Grampians Region Palliative Care Consortium (GRPCC) undertakes work beyond the resources of individual member palliative care services. The focus of work is strengthening community access to high quality palliative care through regional planning, overseeing care co-ordination and service integration.
The GRPCC’s vision is that people with a life-limiting illness and their families and carers will have access to a high quality service delivery which is innovative and provides evidence-based, coordinated care and support that is responsive to their individual needs.
The GRPCC provides support to its member agencies by:
- undertaking regional planning;
- coordinating palliative care service provision;
- advising the Department of Health and Human Services (DHHS) about regional priorities for future service development and funding; and
- managing the service delivery framework and undertaking communication, capacity building and clinical service improvement initiatives in conjunction with the Safer Care Victoria’s Palliative Care Clinical Network.
Click here to view the DHHS Consortia Role Statement’s
In June 2016, the Victorian Government released ‘Victoria’s end of life and palliative care framework‘ – A guide for high-quality end of life care for all Victorians. Consultations resulted in the framework having overarching guiding principles that subsequently informed the vision, goals, priority areas and aims of Consortia across Victoria.
The following summary outlines the priority areas and aims for each, in order to deliver the right care at the right time and in the right place, to respond to the needs of people and their families.
Priority 1: Person-centred services
- A person’s care is individualised.
- Families and carers are supported and valued.

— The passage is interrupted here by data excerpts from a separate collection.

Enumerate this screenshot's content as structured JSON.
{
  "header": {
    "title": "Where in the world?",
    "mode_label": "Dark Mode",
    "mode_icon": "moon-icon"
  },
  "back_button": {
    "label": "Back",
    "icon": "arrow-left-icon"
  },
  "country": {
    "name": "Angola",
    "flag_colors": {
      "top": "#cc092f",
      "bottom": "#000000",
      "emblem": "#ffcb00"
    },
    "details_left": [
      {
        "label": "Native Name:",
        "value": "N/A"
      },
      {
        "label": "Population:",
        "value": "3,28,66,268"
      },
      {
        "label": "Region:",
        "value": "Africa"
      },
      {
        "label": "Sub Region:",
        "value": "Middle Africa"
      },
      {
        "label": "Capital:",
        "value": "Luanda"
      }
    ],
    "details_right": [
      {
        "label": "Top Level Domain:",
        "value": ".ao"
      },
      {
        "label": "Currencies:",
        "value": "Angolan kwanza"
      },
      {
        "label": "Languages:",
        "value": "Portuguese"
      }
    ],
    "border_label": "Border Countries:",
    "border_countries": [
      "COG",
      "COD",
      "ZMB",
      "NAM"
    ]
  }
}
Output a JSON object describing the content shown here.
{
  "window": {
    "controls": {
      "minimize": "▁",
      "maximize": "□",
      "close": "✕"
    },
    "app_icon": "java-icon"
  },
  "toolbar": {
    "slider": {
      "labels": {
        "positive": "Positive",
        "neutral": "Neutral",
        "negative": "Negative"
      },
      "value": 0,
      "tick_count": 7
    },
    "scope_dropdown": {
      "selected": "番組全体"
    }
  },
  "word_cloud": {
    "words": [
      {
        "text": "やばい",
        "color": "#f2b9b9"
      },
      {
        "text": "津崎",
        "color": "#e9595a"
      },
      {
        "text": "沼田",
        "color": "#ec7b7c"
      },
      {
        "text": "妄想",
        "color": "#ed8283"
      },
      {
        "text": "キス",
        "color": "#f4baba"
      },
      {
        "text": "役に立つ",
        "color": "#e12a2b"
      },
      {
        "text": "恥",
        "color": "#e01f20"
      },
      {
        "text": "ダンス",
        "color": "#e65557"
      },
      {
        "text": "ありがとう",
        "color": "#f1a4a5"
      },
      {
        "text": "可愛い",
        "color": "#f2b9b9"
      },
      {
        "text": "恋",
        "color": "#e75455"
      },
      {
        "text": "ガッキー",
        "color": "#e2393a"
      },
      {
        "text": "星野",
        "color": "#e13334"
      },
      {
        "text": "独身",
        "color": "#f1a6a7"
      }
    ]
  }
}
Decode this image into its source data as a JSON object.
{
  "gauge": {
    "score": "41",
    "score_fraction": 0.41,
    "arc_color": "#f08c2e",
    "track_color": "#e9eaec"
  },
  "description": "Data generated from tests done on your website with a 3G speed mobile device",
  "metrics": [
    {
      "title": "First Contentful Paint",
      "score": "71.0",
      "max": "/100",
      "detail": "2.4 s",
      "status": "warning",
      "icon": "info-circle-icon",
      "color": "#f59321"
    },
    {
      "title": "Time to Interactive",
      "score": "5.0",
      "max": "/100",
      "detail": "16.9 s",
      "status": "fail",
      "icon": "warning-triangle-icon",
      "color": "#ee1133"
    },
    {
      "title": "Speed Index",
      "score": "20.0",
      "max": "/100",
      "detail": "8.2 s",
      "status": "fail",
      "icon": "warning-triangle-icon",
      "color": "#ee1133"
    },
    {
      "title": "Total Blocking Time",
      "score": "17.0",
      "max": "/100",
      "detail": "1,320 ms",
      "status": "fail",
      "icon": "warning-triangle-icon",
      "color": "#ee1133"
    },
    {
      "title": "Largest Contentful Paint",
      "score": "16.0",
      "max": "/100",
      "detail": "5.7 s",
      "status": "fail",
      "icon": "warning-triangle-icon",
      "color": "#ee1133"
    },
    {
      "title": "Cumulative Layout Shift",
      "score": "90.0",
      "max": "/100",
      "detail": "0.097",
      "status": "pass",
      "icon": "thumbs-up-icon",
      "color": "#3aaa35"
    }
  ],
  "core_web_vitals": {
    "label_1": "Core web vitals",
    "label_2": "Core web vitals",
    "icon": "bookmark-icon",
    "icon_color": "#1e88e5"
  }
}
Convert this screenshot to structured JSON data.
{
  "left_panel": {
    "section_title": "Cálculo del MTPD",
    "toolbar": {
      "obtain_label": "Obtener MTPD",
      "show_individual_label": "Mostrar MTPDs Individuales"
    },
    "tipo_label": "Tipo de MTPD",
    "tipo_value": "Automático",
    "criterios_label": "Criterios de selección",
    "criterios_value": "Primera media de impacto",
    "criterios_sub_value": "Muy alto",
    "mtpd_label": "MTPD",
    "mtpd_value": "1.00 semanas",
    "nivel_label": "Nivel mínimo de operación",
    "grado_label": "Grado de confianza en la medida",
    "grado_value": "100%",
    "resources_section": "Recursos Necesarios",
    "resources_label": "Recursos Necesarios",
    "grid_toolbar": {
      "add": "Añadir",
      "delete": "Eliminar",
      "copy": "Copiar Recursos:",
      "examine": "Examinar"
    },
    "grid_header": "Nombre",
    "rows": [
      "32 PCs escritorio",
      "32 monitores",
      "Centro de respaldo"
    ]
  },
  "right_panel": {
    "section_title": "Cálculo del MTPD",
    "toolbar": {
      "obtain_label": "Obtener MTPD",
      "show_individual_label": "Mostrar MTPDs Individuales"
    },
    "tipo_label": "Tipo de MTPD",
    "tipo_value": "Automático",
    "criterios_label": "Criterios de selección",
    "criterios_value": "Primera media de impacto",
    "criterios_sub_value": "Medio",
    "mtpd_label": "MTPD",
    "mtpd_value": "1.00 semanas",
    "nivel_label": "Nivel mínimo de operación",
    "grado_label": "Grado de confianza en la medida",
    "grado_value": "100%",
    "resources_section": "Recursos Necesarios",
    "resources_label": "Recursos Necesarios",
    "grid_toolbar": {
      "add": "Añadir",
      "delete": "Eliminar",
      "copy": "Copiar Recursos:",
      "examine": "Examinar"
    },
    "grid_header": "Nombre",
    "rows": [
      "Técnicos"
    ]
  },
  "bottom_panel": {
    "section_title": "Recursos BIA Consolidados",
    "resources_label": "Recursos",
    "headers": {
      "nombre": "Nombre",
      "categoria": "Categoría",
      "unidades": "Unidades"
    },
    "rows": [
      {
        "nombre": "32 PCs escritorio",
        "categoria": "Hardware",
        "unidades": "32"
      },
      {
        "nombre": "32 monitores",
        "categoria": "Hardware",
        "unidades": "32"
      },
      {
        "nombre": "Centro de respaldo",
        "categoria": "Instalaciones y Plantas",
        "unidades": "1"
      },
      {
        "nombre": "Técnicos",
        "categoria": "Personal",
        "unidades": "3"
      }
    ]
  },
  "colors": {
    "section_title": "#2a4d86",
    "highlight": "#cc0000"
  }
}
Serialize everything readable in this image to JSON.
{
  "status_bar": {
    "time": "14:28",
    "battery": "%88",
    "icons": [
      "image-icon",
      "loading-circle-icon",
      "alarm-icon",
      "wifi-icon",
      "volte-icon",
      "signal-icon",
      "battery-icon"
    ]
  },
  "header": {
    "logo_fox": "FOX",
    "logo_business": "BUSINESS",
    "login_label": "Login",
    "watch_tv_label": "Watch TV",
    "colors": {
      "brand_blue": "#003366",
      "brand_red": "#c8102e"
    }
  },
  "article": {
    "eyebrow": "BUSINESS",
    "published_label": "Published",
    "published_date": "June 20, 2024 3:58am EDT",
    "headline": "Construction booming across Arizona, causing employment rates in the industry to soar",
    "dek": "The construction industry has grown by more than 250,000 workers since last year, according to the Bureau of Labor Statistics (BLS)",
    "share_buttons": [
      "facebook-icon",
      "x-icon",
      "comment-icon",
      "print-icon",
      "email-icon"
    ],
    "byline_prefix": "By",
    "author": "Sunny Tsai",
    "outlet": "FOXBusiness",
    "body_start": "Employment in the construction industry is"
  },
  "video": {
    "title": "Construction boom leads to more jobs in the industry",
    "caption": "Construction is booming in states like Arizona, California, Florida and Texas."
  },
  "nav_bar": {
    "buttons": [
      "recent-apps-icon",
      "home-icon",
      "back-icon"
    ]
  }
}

- People have information that supports decision making.
- People have opportunities to develop their advance care plan.
Priority 2: Engaging communities, embracing diversity
- All communities and groups have access to end of life care and planning.
- Improved engagement with community leaders to enable them to connect
their communities to end of life care. - Communities understand the services available for end of life care and bereavement support.
Priority 3: People receive services that are coordinated and integrated
- People experience services that are coordinated and designed locally.
- The primary, hospital, palliative and aged care sectors connect effectively to
respond to care needs. - Early discussion, referral, planning and coordination occurs.
Priority 4: Quality end of life and palliative care is everyone’s responsibility
- Knowledge is increased across the healthcare sector to provide safe, quality care.
- End of life care is consistent across the healthcare system.
- Healthcare staff are equipped to communicate and deliver the benefits of palliative care.
- Organisations actively support their staff in the delivery of quality end of life care.
Priority 5: Specialist palliative care is strengthened
- Models of home-based care are effective and efficient.
- The specialist workforce is used effectively.
- Specialist palliative care is accessible locally.